女子レスリングの伊調馨選手は1日、自身が日本協会の栄和人強化本部長からパワーハラスメントを繰り返し受けたとする告発状が、レスリング関係者から内閣府の公益認定等委員会に出されたことについて、所属のALSOKを通じ「告発状については一切関わっておりません」とのコメントを発表した。
パワハラとされる事実の有無については言及しなかった。
伊調選手は文書で「しかるべき機関から正式に問い合わせがあった場合は、ご説明することも検討したいと思っています。
それ以外、お伝えすることはございませんが、私、伊調馨はレスリングに携わる者として、レスリング競技の普及発展を常に考えております」とした。
日本協会の高田裕司専務理事は「どんなことで訴えられているのか、分からない。この文書(告発状)はあまりにも意図的。そこに振り回されないように真摯に対応する」と述べた(日本経済新聞 2018年3月2日)。

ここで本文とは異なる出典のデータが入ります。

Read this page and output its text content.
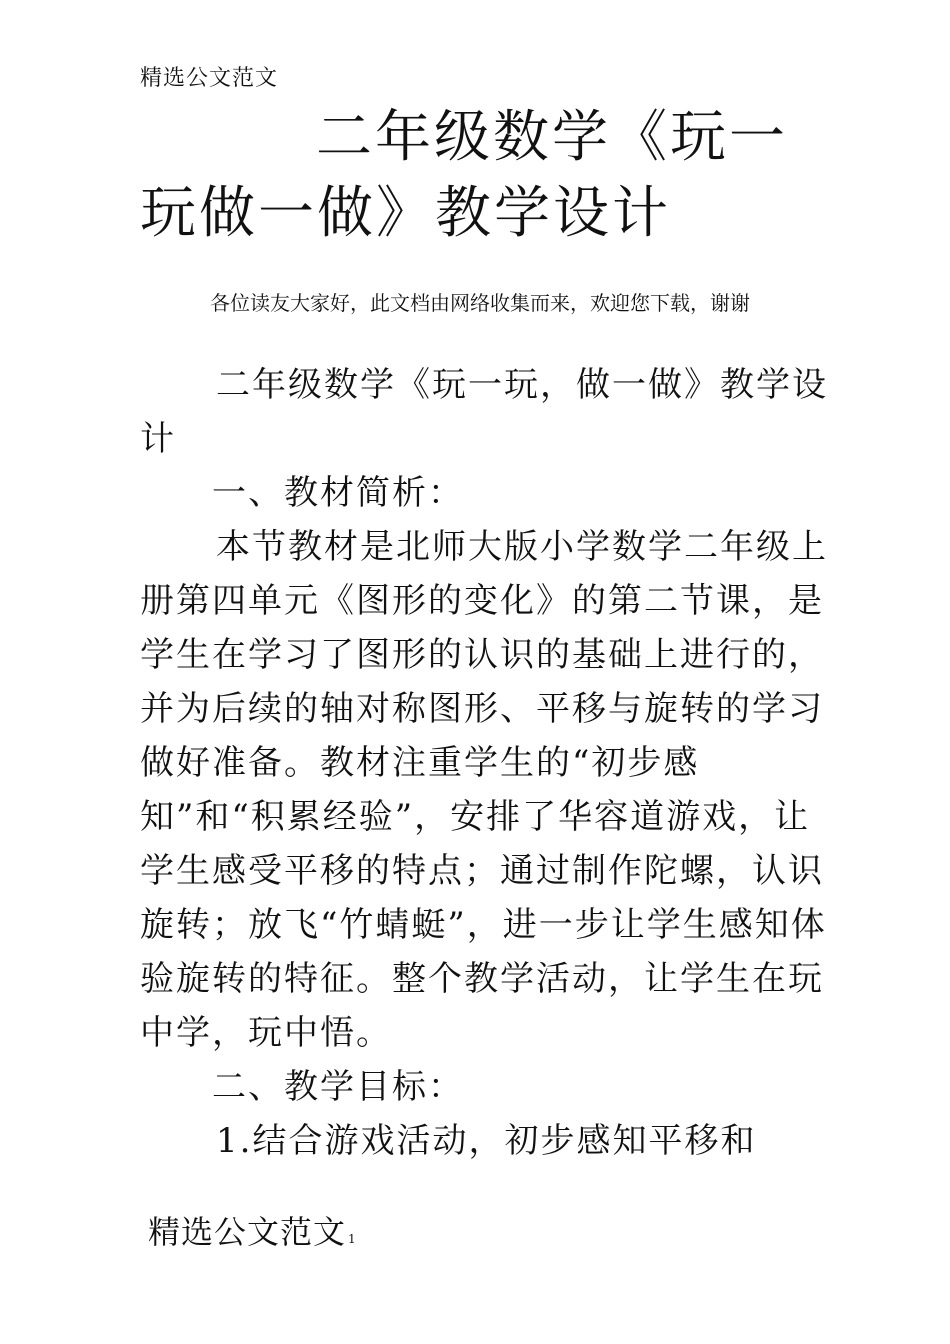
精选公文范文
二年级数学《玩一
玩做一做》教学设计
各位读友大家好，此文档由网络收集而来，欢迎您下载，谢谢

二年级数学《玩一玩，做一做》教学设计

一、教材简析：

本节教材是北师大版小学数学二年级上册第四单元《图形的变化》的第二节课，是学生在学习了图形的认识的基础上进行的，并为后续的轴对称图形、平移与旋转的学习做好准备。教材注重学生的“初步感知”和“积累经验”，安排了华容道游戏，让学生感受平移的特点；通过制作陀螺，认识旋转；放飞“竹蜻蜓”，进一步让学生感知体验旋转的特征。整个教学活动，让学生在玩中学，玩中悟。

二、教学目标：

1.结合游戏活动，初步感知平移和

精选公文范文 1
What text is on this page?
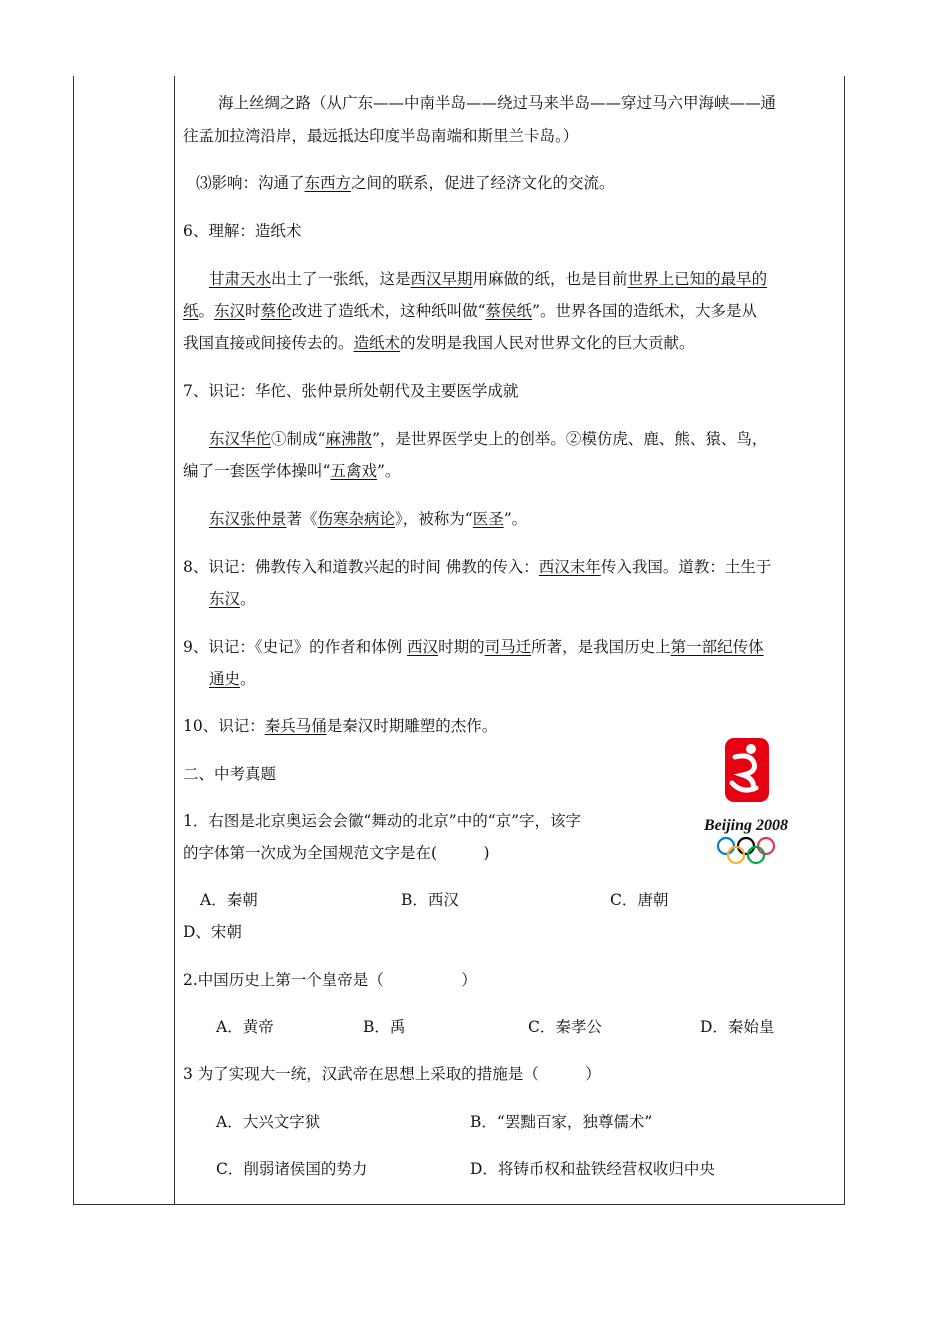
海上丝绸之路（从广东——中南半岛——绕过马来半岛——穿过马六甲海峡——通
往孟加拉湾沿岸，最远抵达印度半岛南端和斯里兰卡岛。）
⑶影响：沟通了东西方之间的联系，促进了经济文化的交流。
6、理解：造纸术
甘肃天水出土了一张纸，这是西汉早期用麻做的纸，也是目前世界上已知的最早的
纸。东汉时蔡伦改进了造纸术，这种纸叫做“蔡侯纸”。世界各国的造纸术，大多是从
我国直接或间接传去的。造纸术的发明是我国人民对世界文化的巨大贡献。
7、识记：华佗、张仲景所处朝代及主要医学成就
东汉华佗①制成“麻沸散”，是世界医学史上的创举。②模仿虎、鹿、熊、猿、鸟，
编了一套医学体操叫“五禽戏”。
东汉张仲景著《伤寒杂病论》，被称为“医圣”。
8、识记：佛教传入和道教兴起的时间 佛教的传入：西汉末年传入我国。道教：土生于
东汉。
9、识记：《史记》的作者和体例 西汉时期的司马迁所著，是我国历史上第一部纪传体
通史。
10、识记：秦兵马俑是秦汉时期雕塑的杰作。
二、中考真题
1．右图是北京奥运会会徽“舞动的北京”中的“京”字，该字
的字体第一次成为全国规范文字是在(　　　)
A．秦朝	B．西汉	C．唐朝
D、宋朝
2.中国历史上第一个皇帝是（　　　　　）
A．黄帝	B．禹	C．秦孝公	D．秦始皇
3 为了实现大一统，汉武帝在思想上采取的措施是（　　　）
A．大兴文字狱	B．“罢黜百家，独尊儒术”
C．削弱诸侯国的势力	D．将铸币权和盐铁经营权收归中央
Beijing 2008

文部科学省は、週明けにも聞き取り調査を行うことを明らかにしました。

女子レスリングで五輪4連覇を果たした伊調馨選手が日本協会の栄和人強化本部長からパワーハラスメントを繰り返し受けたとして、レスリング関係者から内閣府の公益認定等委員会に告発状が出された問題で、林芳正文部科学相は2日、週明けに協会が伊調選手と栄氏から聞き取りを行うと明らかにした(日本経済新聞 2018年3月2日)。

告発文自体の目的は何でしょうか

今の段階で告発文の目的が伝わってきていません。

伊調馨選手の練習環境の改善が目的なのか、パワハラという事態の改善なのか、それとも、栄監督に対する解任要求なのか、明らかになっておりません。

私としては、その目的を明確にして欲しいと思います。

こういう言い方をしたら申し訳ないですが、オリンピック競技には私たちの税金が投入されています。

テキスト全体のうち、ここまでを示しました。